Blogging 101: Hand-Me-Downs
Hand-Me-Downs is my third offering in my Blogging 101 challenge. At first when I considered this and the many areas it could refer too, I found my self visiting loads of ideas in my head. So I decided to narrow things down and streamline my thoughts in order to share a few examples from my life. So I set them into their own little categories, simply because it made things easier.
One example I immediately thought about were clothes and what I can only describe as a custom/principle my mother raised me and my sister up with as children. That was you had four categories of clothes your ‘Sunday Best,’ ‘School Clothes,’ ‘Everyday Clothes’ and ‘House Clothes.’
- Sunday Best – Were brand new clothes and shoes
- School Clothes – Your uniform
- Everyday/General Clothes – Clothes that were in a good or fairly good condition
- House Clothes – Clothes to play in. Clothes that weren’t in the greatest of condition so if they got torn or stained it really didn’t matter much.
All of these clothes worked on a sliding scale. They became Hand-Me-Downs. If the condition of your clothes deteriorated rapidly through washing or simply because of everyday wear and tear – they inevitably moved into the arena of being Handed-down. The normal trend would be either be from Sunday Best to Everyday wear or from Every day wear to House Clothes. However, if you outgrew any of the top three they would go to a sibling, in my case my Sister as she was younger than me. House Clothes once no longer viable got disposed of. Now, I must add my sister did get clothes purposely bought for her in her own right. By no means did she were everything I had because if they not everything suited her or fitted so things did go to the charity shop too as dress making was not my mums favourite thing.
Hand-Me-Down clothes made shrewd sense in my family as it did and still does to millions of family’s. Because, it meant you tried to make the most out of your clothes as buying clothes on a weekly basis was something my parents couldn’t afford. As a child it taught me how to appreciate new things and take care of them. It was something I ended up keeping for myself and I used it for raising my own kids.
My grandmother, played a pivotal part in my life and outside of the conversations we had, I have two things that belonged to her and marked different stages of her life. Both have hardly any monitory value but they are loaded with memories for me. The first is this:-
Now smile if you had one in your kitchen, they certainly don’t make them the same anymore:-) My grandmother loved baking and this little beauty was used regularly by her, from in the 70’s when she first purchased it. She would mix wedding cakes, all manner or sponges and buns even bread. Just the sound of it whirring away takes me back. I inherited it when she passed away and I must admit for a number years it just sat idle in my kitchen because baking wasn’t my thing. However, a few years ago I decided to put it to use. With the wonderful support of Google and Youtube I started to whip up sponges, cup cakes and West Indian Black Cake for myself. It’s still works and the sound still throws me back to my grandmother’s kitchen.
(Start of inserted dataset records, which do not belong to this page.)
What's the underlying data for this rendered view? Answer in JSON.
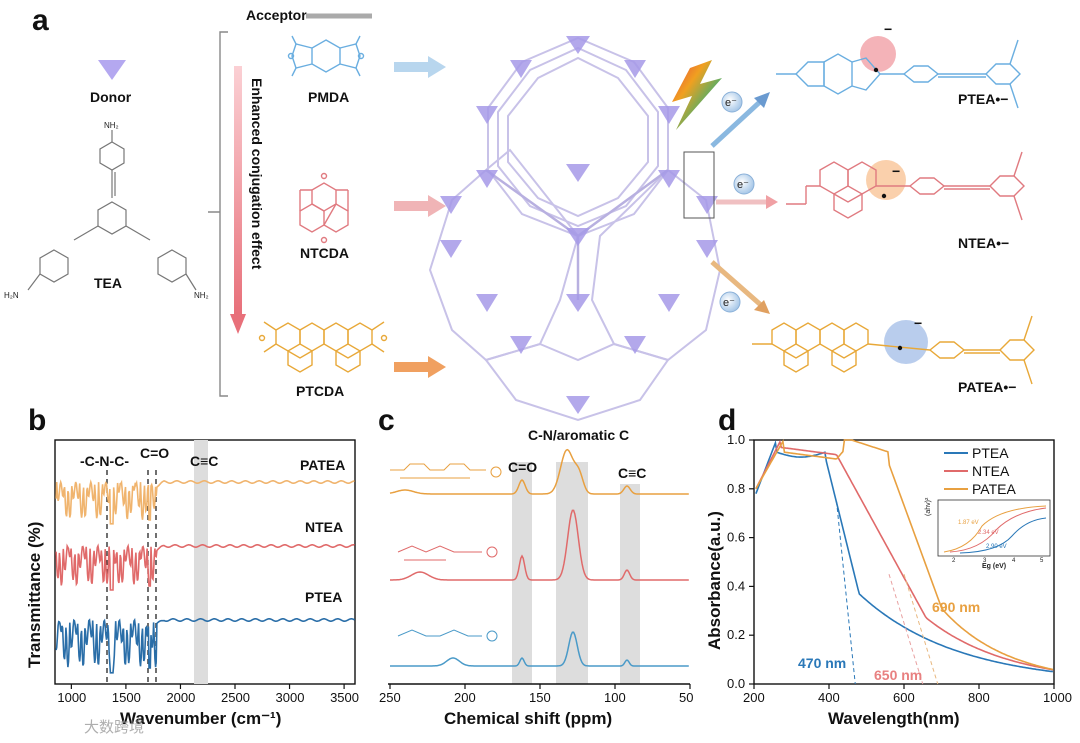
{
  "panel_labels": {
    "a": "a",
    "b": "b",
    "c": "c",
    "d": "d"
  },
  "panel_a": {
    "acceptor_label": "Acceptor",
    "donor_label": "Donor",
    "donor_name": "TEA",
    "conjugation_label": "Enhanced conjugation effect",
    "acceptors": [
      "PMDA",
      "NTCDA",
      "PTCDA"
    ],
    "products": [
      "PTEA•−",
      "NTEA•−",
      "PATEA•−"
    ],
    "electron_label": "e⁻",
    "nh2_label": "NH₂",
    "h2n_label": "H₂N",
    "n_label": "N",
    "o_label": "O",
    "minus_label": "−",
    "colors": {
      "pmda": "#6aaee0",
      "ntcda": "#e07a80",
      "ptcda": "#e8a838",
      "donor": "#a69ae8"
    }
  },
  "chart_data": [
    {
      "type": "line",
      "panel": "b",
      "xlabel": "Wavenumber (cm⁻¹)",
      "ylabel": "Transmittance (%)",
      "xlim": [
        850,
        3600
      ],
      "xticks": [
        1000,
        1500,
        2000,
        2500,
        3000,
        3500
      ],
      "tick_labels": [
        "1000",
        "1500",
        "2000",
        "2500",
        "3000",
        "3500"
      ],
      "annotations": [
        "-C-N-C-",
        "C=O",
        "C≡C"
      ],
      "series": [
        {
          "name": "PATEA",
          "color": "#f0b46e"
        },
        {
          "name": "NTEA",
          "color": "#e06a6a"
        },
        {
          "name": "PTEA",
          "color": "#2a6ea8"
        }
      ]
    },
    {
      "type": "line",
      "panel": "c",
      "xlabel": "Chemical shift (ppm)",
      "xlim": [
        250,
        50
      ],
      "xticks": [
        250,
        200,
        150,
        100,
        50
      ],
      "tick_labels": [
        "250",
        "200",
        "150",
        "100",
        "50"
      ],
      "annotations": [
        "C-N/aromatic C",
        "C=O",
        "C≡C"
      ],
      "series": [
        {
          "name": "PATEA",
          "color": "#e8a040"
        },
        {
          "name": "NTEA",
          "color": "#e06a6a"
        },
        {
          "name": "PTEA",
          "color": "#4a9ac8"
        }
      ]
    },
    {
      "type": "line",
      "panel": "d",
      "xlabel": "Wavelength(nm)",
      "ylabel": "Absorbance(a.u.)",
      "xlim": [
        200,
        1000
      ],
      "ylim": [
        0,
        1.0
      ],
      "xticks": [
        200,
        400,
        600,
        800,
        1000
      ],
      "yticks": [
        0.0,
        0.2,
        0.4,
        0.6,
        0.8,
        1.0
      ],
      "xtick_labels": [
        "200",
        "400",
        "600",
        "800",
        "1000"
      ],
      "ytick_labels": [
        "0.0",
        "0.2",
        "0.4",
        "0.6",
        "0.8",
        "1.0"
      ],
      "legend": [
        "PTEA",
        "NTEA",
        "PATEA"
      ],
      "edge_labels": [
        "470 nm",
        "650 nm",
        "690 nm"
      ],
      "series": [
        {
          "name": "PTEA",
          "color": "#2a78b8",
          "edge_nm": 470
        },
        {
          "name": "NTEA",
          "color": "#e06a6a",
          "edge_nm": 650
        },
        {
          "name": "PATEA",
          "color": "#e8a040",
          "edge_nm": 690
        }
      ],
      "inset": {
        "xlabel": "Eg (eV)",
        "ylabel": "(ahv)²",
        "labels": [
          "1.87 eV",
          "2.34 eV",
          "2.90 eV"
        ],
        "xtick_labels": [
          "2",
          "3",
          "4",
          "5"
        ]
      }
    }
  ],
  "watermark": "大数跨境"
}
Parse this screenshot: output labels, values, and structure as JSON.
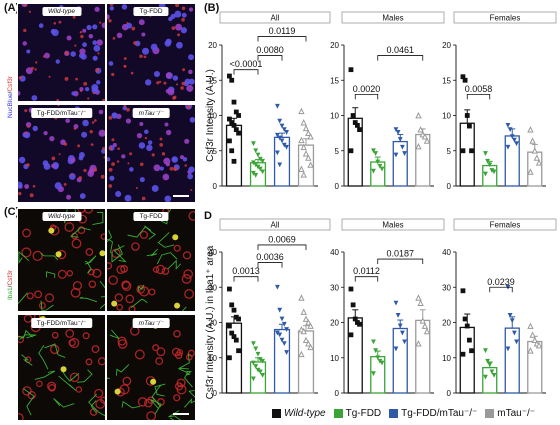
{
  "panels": {
    "A": "(A)",
    "B": "(B)",
    "C": "(C)",
    "D": "D"
  },
  "micrograph_labels": {
    "wild_type": "Wild-type",
    "tg_fdd": "Tg-FDD",
    "tg_fdd_mtau": "Tg-FDD/mTau⁻/⁻",
    "mtau": "mTau⁻/⁻"
  },
  "stain_labels": {
    "A": [
      "Nuc",
      "Blue",
      "/",
      "Csf3r"
    ],
    "C": [
      "Iba1",
      "/",
      "Csf3r"
    ]
  },
  "colors": {
    "wild_type": "#111111",
    "tg_fdd": "#3aa536",
    "tg_fdd_mtau": "#2e5aa8",
    "mtau": "#9a9a9a",
    "nuc": "#3b3bd9",
    "csf3r": "#d42a2a",
    "iba1": "#3aa536"
  },
  "legend": [
    {
      "key": "wild_type",
      "label": "Wild-type",
      "italic": true
    },
    {
      "key": "tg_fdd",
      "label": "Tg-FDD",
      "italic": false
    },
    {
      "key": "tg_fdd_mtau",
      "label": "Tg-FDD/mTau⁻/⁻",
      "italic": false
    },
    {
      "key": "mtau",
      "label": "mTau⁻/⁻",
      "italic": false
    }
  ],
  "chart_data": [
    {
      "type": "bar",
      "panel": "B",
      "ylabel": "Csf3r Intensity (A.U.)",
      "ylim": [
        0,
        20
      ],
      "yticks": [
        0,
        5,
        10,
        15,
        20
      ],
      "subplots": [
        {
          "title": "All",
          "means": [
            8.6,
            3.3,
            6.9,
            5.8
          ],
          "errors": [
            1.0,
            0.45,
            0.6,
            0.9
          ],
          "points": [
            [
              15.6,
              15.0,
              11.9,
              10.5,
              10.0,
              9.5,
              9.0,
              8.6,
              8.0,
              7.5,
              6.4,
              5.0,
              3.5
            ],
            [
              6.0,
              5.0,
              4.4,
              3.8,
              3.5,
              3.3,
              3.0,
              2.7,
              2.4,
              2.0,
              1.8,
              1.5
            ],
            [
              11.3,
              9.2,
              8.5,
              8.0,
              7.6,
              7.2,
              6.8,
              6.4,
              5.8,
              5.5,
              4.7,
              3.0
            ],
            [
              10.6,
              9.0,
              8.2,
              7.5,
              7.0,
              6.5,
              5.5,
              4.6,
              4.0,
              3.0,
              2.4,
              1.6
            ]
          ],
          "comparisons": [
            {
              "from": 0,
              "to": 1,
              "label": "<0.0001",
              "y": 16.5
            },
            {
              "from": 1,
              "to": 2,
              "label": "0.0080",
              "y": 18.5
            },
            {
              "from": 1,
              "to": 3,
              "label": "0.0119",
              "y": 21.2
            }
          ]
        },
        {
          "title": "Males",
          "means": [
            9.6,
            3.4,
            6.3,
            7.3
          ],
          "errors": [
            1.5,
            0.7,
            1.0,
            0.8
          ],
          "points": [
            [
              16.5,
              10.0,
              9.0,
              8.6,
              8.0,
              5.0
            ],
            [
              5.0,
              4.6,
              3.4,
              2.8,
              2.4,
              2.1
            ],
            [
              8.0,
              7.6,
              6.6,
              5.5,
              4.6,
              4.4
            ],
            [
              10.0,
              8.0,
              7.3,
              7.0,
              6.4,
              5.6
            ]
          ],
          "comparisons": [
            {
              "from": 0,
              "to": 1,
              "label": "0.0020",
              "y": 13.0
            },
            {
              "from": 1,
              "to": 3,
              "label": "0.0461",
              "y": 18.5
            }
          ]
        },
        {
          "title": "Females",
          "means": [
            8.9,
            2.9,
            7.1,
            4.8
          ],
          "errors": [
            1.9,
            0.6,
            1.0,
            1.1
          ],
          "points": [
            [
              15.5,
              15.0,
              10.0,
              8.5,
              5.0,
              5.0
            ],
            [
              4.6,
              3.5,
              3.0,
              2.2,
              2.0,
              1.7
            ],
            [
              8.6,
              8.0,
              7.0,
              6.5,
              6.0,
              5.5
            ],
            [
              8.0,
              6.4,
              5.0,
              4.0,
              3.3,
              2.0
            ]
          ],
          "comparisons": [
            {
              "from": 0,
              "to": 1,
              "label": "0.0058",
              "y": 13.0
            }
          ]
        }
      ]
    },
    {
      "type": "bar",
      "panel": "D",
      "ylabel": "Csf3r Intensity (A.U.) in Iba1⁺ area",
      "ylim": [
        0,
        40
      ],
      "yticks": [
        0,
        10,
        20,
        30,
        40
      ],
      "subplots": [
        {
          "title": "All",
          "means": [
            19.8,
            8.8,
            18.0,
            17.6
          ],
          "errors": [
            1.8,
            1.2,
            1.5,
            1.5
          ],
          "points": [
            [
              29.5,
              25.0,
              23.5,
              21.5,
              21.0,
              19.0,
              17.0,
              16.0,
              15.0,
              12.0,
              10.0
            ],
            [
              14.0,
              12.5,
              11.0,
              9.5,
              9.0,
              8.5,
              7.5,
              6.5,
              6.0,
              5.0,
              4.0
            ],
            [
              30.0,
              23.5,
              21.0,
              19.5,
              18.0,
              17.0,
              16.5,
              15.0,
              14.0,
              11.5
            ],
            [
              27.0,
              23.0,
              21.0,
              20.0,
              19.0,
              18.0,
              17.5,
              15.0,
              14.0,
              13.0,
              11.0
            ]
          ],
          "comparisons": [
            {
              "from": 0,
              "to": 1,
              "label": "0.0013",
              "y": 33.0
            },
            {
              "from": 1,
              "to": 2,
              "label": "0.0036",
              "y": 37.0
            },
            {
              "from": 1,
              "to": 3,
              "label": "0.0069",
              "y": 42.0
            }
          ]
        },
        {
          "title": "Males",
          "means": [
            21.3,
            10.3,
            18.3,
            20.6
          ],
          "errors": [
            2.3,
            1.6,
            2.4,
            3.0
          ],
          "points": [
            [
              29.5,
              25.0,
              21.0,
              20.0,
              19.5,
              16.5
            ],
            [
              14.5,
              12.0,
              10.0,
              9.0,
              8.5,
              5.5
            ],
            [
              25.5,
              22.0,
              19.0,
              17.0,
              14.5,
              12.5
            ],
            [
              27.0,
              25.5,
              20.5,
              19.0,
              17.5,
              14.0
            ]
          ],
          "comparisons": [
            {
              "from": 0,
              "to": 1,
              "label": "0.0112",
              "y": 33.0
            },
            {
              "from": 1,
              "to": 3,
              "label": "0.0187",
              "y": 38.0
            }
          ]
        },
        {
          "title": "Females",
          "means": [
            18.6,
            7.2,
            18.4,
            14.6
          ],
          "errors": [
            3.8,
            1.6,
            3.2,
            1.5
          ],
          "points": [
            [
              29.0,
              21.0,
              19.0,
              15.0,
              12.0,
              11.0
            ],
            [
              12.0,
              9.0,
              8.0,
              6.0,
              5.0,
              4.5
            ],
            [
              30.0,
              22.0,
              20.5,
              17.0,
              14.5,
              12.5
            ],
            [
              19.0,
              16.5,
              15.0,
              14.0,
              13.5,
              12.0
            ]
          ],
          "comparisons": [
            {
              "from": 1,
              "to": 2,
              "label": "0.0239",
              "y": 30.0
            }
          ]
        }
      ]
    }
  ]
}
The other Hand-Me-Down is my grandmothers walking stick. Not something I need to use at the moment:-) But once again it too oozes a lot of memories for me. I think it’s because its wood. It’s very tactile and reminds me of the times where she was more frail and less able to move about and be in command of her life as she was in the 70’s, 80’s, and 90’s.
Now it wasn’t only the clothes that could be referred to in my life as Hand-Me-Downs. But just as I adopted and lived by the above principle from my mum, so it is with many things that I have learnt as a child and then used to shaped me as an adult.
Some things I can only describe as quirky because they are things that were at some point somebody else’s and I either learnt it or it influenced me so much I adopted it as my own. Language is one area that comes to me. I am quite the magpie when it comes to catch phrases and sillyisms (new word hehe!) “Bear with!” I have gone through a raft of these through my life time.
Another is my handwriting. You see, my parents are from Jamaica and it always fascinated me how similar the handwriting was for people of my mum, dad and grandmother’s generation. It was as if they were almost clones of each other. But when I was young handwriting or calligraphy lessons were a key element to my art class. We were taught to write in pencil and once we reached the required standard you were promoted to fountain pen. Writing in biro was band. There were strict rules on the size of your capital letters compared to lower case which was half the size, and each word hand to allow for the space of your little finger between it. The end result was a standardised and accepted way of writing. Our assignments and text books were so uniformed and almost mirrors of each other. Over the years once released from the beady eye of my art teacher I tweaked and adjusted my hand writing an over time. I broke out of the uniformity but neatness never left me. People often comment on my handwriting saying how lovely it is. When I was 9 and 10 years old I must admit ‘Calligraphy class’ was not my favourite, but as I grew up and realised how rare a subject it was and how i have never heard it taught in any other schools I knew, I grew to appreciate it very much.
Hand-Me-Downs, where would we be without them?